By the Book: Keeping up as the book world changes

Birds do it every year, this spring migrating thing, with its accompanying twittering racket. Public librarians do it once every two years at the Public Library Association conference, this year In Philadelphia. And what are the librarians twittering about this year? They are Twittering, tweeting, Facebooking and blogging about tweeting, Facebooking and blogging as tools for communicating with colleagues and library patrons. And they’re talking about the trends and forces that are changing books, reading and the ways librarians do their work.

As is often the case, there are two divergent trends that are either pulling in opposite directions or balancing each other out. One trend is toward more computers and automation: self-service checkout stations in the library and digital downloads of e-books being made available to patrons. The other trend is toward even more “high touch” customer service, which means more personalized and interactive conversations with more of our “power patrons,” those who come to the library frequently, borrow the most and attend programs regularly.

For years libraries were on an epic quest to capture the elusive non-user. It was thought that if we were attractive enough and nice enough and offered stuff for free, people couldn’t stay away, so we kept trying to be more attractive and nicer until we were going cross-eyed from the effort. And still the non-users were not using us.

Meanwhile, we were taking for granted our most loyal users, forgetting to ask them what they wanted, what they liked or didn’t like, what they were reading, who they were. It turns out that she, the national generic power patron, is about 46, makes around $61,000 per year, has children living at home and when she comes to her local public library she takes out multiple items in different formats: books, movies, music, magazines and downloads for her e-reader.

That last item, e-reader downloads, continues to be an issue. As of 2011, one in six Americans were using e-reader devices, more than 67 percent of libraries were offering access to e-books and patrons were checking out over 35 million digital titles. New studies are showing that a person who checks out an e-book from a public library often buys that same title and sometimes another book by the same author, and that the people who borrow e-books are the same people who buy e-books, just like the same people who borrow books are those who buy books.
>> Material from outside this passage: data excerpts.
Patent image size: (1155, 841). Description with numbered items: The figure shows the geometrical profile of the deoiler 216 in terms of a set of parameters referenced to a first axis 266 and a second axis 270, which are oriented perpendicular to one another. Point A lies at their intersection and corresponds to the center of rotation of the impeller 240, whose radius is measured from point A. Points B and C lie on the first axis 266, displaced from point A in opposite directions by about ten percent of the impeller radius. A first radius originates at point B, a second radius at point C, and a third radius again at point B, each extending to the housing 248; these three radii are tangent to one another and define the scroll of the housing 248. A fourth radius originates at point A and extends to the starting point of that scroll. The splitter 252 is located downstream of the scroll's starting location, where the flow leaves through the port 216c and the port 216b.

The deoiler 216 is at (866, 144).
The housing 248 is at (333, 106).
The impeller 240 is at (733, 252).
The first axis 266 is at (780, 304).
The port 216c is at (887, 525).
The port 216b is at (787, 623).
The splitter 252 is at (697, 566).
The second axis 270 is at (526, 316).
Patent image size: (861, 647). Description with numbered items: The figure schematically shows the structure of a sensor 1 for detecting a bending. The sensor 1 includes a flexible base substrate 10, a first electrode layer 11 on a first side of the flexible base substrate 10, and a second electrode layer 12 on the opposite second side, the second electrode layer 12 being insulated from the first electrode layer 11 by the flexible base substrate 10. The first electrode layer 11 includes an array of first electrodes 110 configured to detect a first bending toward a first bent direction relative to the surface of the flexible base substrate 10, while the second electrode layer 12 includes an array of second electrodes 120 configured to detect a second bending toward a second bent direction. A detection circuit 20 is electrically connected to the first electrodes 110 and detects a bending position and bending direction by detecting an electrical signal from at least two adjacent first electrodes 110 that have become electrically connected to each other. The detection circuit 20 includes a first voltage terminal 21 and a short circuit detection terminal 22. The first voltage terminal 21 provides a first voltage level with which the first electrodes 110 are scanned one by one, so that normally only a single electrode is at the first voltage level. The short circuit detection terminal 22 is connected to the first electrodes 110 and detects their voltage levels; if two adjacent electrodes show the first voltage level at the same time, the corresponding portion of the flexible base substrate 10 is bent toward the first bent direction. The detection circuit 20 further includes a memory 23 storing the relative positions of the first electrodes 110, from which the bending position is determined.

Libraries do not put bookstores, publishers or authors out of business. We enhance their businesses. So why are some of the publishing houses acting so peculiar? Random House just upped the price of e-books to libraries by 300 percent. They change their pricing structure midstream, they limit how many times a title can be borrowed and they are so intent on squeezing every dime that they are losing sight of the big picture. Maybe their accountants and financial officers should look into the recent history of the music business.

It seems that when there is a shift in distribution format or system for an art form, the artists survive and continue to make art; a good percentage of them are starving, of course, but that’s normal for artists. Not good, but normal. Musicians are still making music and people are still listening to it, usually as a digital download. Or they go to live concerts. The people who didn’t survive the shift were bean-counting dinosaurs who, while the world was changing, were trying to squeeze dimes out in the narrowing space between the musicians and the listeners. And now there are bean-counting dinosaurs trying to get between authors and readers, writers and libraries.

There are many things changing about the world of books. One of them is that more and more books are being self-published and there is no longer the stigma around self-publishing that it’s for amateurs who couldn’t get an agent or be published by Random House, etc.

One title that has been on many lips was ‘50 Shades of Grey,’ a pseudonymous self-published e-book trilogy by a British author that started life as something called “fanfic,” a subgenre in which people write their own fiction using characters first created by other authors. According to what I’ve read about it, this particular fanfic is based on characters from “Twilight,” Stephenie Meyer’s popular vampire series for teens. This author has taken this relatively chaste world, changed the names and turned it into another sub-genre that is being called “mommy porn.” Is it homage or plagiarism? Admiration or desecration?

There are many delicately shaded nuances of opinion about all of these issues, but the incontrovertible fact is that “50 Shades of Grey” is a publishing phenomenon. It has sold more than 250,000 copies and the first volume was recently No. 1 on both and Vintage, Random House’s paperback division, will be printing it for distribution in early April.

Meanwhile, back at the library, March has been a good month for reading Irish authors. I discovered a new author, Declan Hughes, whose ‘City of Lost Girls’ travels between Dublin and Los Angeles with great verve and excitement. Our book discussion group enjoyed Peter Carey’s ‘Parrot and Olivier in America,’ which could be seen as a sort of fanfic about De Toqueville, or at least an homage. Now we are reading ‘The Piano Teacher’ by Janice Y. K. Lee and next month we will participate in the Long Island Reads initiative by sharing ‘The Lost Wife,’ the debut novel by Long Island native Alyson Richman, with other Long Island readers. I look forward to sitting outside in the sun to do some of my reading, while listening to the twittering of actual birds.

Ms. Johnson, of Greenport, is assistant director at Floyd Memorial Library and moonlights as an artist and newspaper columnist.